A few months back I interviewed local Portland author Kerry Cohen. Kerry writes memoir, is working on a novel, and has also written a handful of YA books. She told me in her interview that she wished more good writers wrote YA. A lot of people think they can write YA because the language is simpler than adult novels. People think that because they were teens once they can write about/for them. This reminds me of people who think that just because they have kids they can write children’s books. It simply doesn’t work that way. So I started thinking about YA, and then I interviewed the author Lidia Yuknavitch. She commended Kerry for her work in YA, but she lamented that too many other YA books written for girls focus on the end result of the girl finding a boyfriend (think Twilight). That’s it. That’s the point of the book.
After having talked to these two writers whom I greatly admire, I started thinking more about the challenges of writing in this genre and what I think I could add to the genre if I were to write my own story. One of the key elements that has to be remembered when writing YA is pacing. If you’re writing for a teen, your plot needs to move fast. Whereas in my character-focused, often interior writing plot can develop slowly (often less action happens as opposed to realizations), YA tends to be plot-focused. One YA aficionado and editor told me that something has to happen in every chapter. That seems like a simple rule, but it’s important to note.

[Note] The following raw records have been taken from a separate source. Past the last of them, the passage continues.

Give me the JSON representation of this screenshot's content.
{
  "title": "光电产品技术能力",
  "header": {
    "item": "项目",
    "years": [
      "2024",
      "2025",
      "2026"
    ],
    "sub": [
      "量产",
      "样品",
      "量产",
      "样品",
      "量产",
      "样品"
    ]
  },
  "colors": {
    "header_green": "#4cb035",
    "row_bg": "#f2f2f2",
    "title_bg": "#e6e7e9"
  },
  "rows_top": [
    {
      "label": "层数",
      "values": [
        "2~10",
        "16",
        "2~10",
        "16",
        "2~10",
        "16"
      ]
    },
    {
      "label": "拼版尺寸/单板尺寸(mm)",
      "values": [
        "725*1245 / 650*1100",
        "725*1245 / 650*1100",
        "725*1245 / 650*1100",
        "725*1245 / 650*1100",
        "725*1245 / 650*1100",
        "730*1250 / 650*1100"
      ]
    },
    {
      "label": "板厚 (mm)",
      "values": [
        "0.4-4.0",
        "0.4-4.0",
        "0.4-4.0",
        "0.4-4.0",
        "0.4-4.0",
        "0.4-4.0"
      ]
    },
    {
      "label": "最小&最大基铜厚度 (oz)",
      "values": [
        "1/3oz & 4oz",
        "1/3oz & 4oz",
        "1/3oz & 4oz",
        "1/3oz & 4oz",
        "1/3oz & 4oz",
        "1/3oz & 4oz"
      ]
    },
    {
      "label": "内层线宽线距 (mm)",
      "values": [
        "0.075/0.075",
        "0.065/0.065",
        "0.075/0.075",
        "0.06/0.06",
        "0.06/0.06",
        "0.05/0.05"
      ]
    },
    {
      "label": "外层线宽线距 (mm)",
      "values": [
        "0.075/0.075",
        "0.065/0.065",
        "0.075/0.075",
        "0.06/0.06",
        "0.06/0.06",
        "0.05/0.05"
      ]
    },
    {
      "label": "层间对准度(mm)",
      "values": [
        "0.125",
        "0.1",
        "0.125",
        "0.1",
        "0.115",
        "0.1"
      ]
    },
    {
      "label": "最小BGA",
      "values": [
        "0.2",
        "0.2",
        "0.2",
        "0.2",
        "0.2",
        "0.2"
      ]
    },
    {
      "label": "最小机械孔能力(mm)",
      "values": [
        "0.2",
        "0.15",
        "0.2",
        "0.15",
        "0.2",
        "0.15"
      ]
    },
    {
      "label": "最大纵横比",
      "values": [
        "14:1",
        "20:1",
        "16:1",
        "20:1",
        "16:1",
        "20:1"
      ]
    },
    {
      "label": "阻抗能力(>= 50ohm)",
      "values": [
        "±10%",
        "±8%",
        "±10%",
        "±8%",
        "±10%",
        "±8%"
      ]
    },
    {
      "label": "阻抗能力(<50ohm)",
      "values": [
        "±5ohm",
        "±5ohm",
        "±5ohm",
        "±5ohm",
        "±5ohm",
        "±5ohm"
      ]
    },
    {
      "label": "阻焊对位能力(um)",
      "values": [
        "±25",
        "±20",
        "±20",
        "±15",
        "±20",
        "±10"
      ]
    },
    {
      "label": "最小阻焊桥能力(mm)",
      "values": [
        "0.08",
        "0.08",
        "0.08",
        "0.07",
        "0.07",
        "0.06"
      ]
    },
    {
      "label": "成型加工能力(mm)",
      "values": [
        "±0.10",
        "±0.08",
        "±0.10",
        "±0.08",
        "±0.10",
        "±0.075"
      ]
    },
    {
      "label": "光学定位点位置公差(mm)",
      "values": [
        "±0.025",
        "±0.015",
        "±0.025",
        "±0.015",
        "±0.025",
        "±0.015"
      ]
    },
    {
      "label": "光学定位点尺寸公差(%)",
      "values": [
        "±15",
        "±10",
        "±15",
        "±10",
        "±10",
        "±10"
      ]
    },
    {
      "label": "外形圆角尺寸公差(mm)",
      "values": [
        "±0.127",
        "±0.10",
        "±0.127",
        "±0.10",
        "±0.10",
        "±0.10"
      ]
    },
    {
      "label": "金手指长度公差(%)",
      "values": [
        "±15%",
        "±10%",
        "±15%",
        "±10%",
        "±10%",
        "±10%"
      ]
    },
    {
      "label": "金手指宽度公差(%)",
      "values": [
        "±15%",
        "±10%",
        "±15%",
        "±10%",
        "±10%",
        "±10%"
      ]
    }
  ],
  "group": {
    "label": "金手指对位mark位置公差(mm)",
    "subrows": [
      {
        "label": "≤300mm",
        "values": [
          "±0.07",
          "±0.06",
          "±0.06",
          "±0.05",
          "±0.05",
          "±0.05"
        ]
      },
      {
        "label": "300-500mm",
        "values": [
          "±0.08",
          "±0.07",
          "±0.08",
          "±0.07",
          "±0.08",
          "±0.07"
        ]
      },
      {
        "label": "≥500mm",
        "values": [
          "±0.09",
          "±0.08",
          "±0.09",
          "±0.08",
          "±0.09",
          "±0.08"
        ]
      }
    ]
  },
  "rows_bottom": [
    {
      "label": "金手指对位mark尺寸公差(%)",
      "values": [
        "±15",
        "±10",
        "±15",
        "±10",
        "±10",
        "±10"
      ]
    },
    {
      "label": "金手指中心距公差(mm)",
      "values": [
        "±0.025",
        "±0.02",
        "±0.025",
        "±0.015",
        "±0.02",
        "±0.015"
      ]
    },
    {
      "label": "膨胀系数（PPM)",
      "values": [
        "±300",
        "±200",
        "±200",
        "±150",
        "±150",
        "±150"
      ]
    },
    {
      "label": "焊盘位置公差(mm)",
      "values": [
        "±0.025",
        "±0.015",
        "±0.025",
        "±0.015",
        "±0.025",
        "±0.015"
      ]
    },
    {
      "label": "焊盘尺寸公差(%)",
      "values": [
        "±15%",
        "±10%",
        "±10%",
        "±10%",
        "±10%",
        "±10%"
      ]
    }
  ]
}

Also in YA comes the realization that certain topics can’t be explored as in-depth as in adult novels, i.e. sex and violence. These subjects exist in most YA books because they exist in real life. But they are watered down to a “suitable” (censored) level for younger audiences. Perhaps my biggest beef with this is that sex is so much more heavily censored in YA than violence (really sex is censored more than violence anywhere in American culture). An author honestly depicts sex in a book for teenagers and it gets put on the banned books list, and yet one of the most popular books in the YA genre right now, The Hunger Games, is an entire series revolving around teenagers fighting to the death. Something seems a bit off there, but that is the sad nature of American’s misplaced values weighing on the creation of art (and that’s really a post for another time).
For me, writing YA means writing a book and a protagonist that I don’t think enough young girls get to experience. My book is YA noir and my protagonist is a sixteen-year-old lesbian. The noir genre is characteristically male-dominated, both in who writes it and who stars in it. I want to shift that norm. Also while shifting norms, I want to present readers with a gay character whose sexuality isn’t the focus of the story. There is no “coming out” moment—she just is. More and more gay characters are appearing in YA books, and I think it’s important that this keeps happening.
I look forward to working on a project that is so outside my comfort zone. If anything, I think I’ll have a lot of fun unraveling this plot. What I hope for the most is that I can create a story and characters that my thirteen-year-old niece will appreciate. There is so much swirling around in a teenager’s life, so much to distract them, that sometimes I think the best thing a YA writer could hope for would be to hold their attention, give them something they can relate to, and speak to them on their level without doing so in a patronizing way.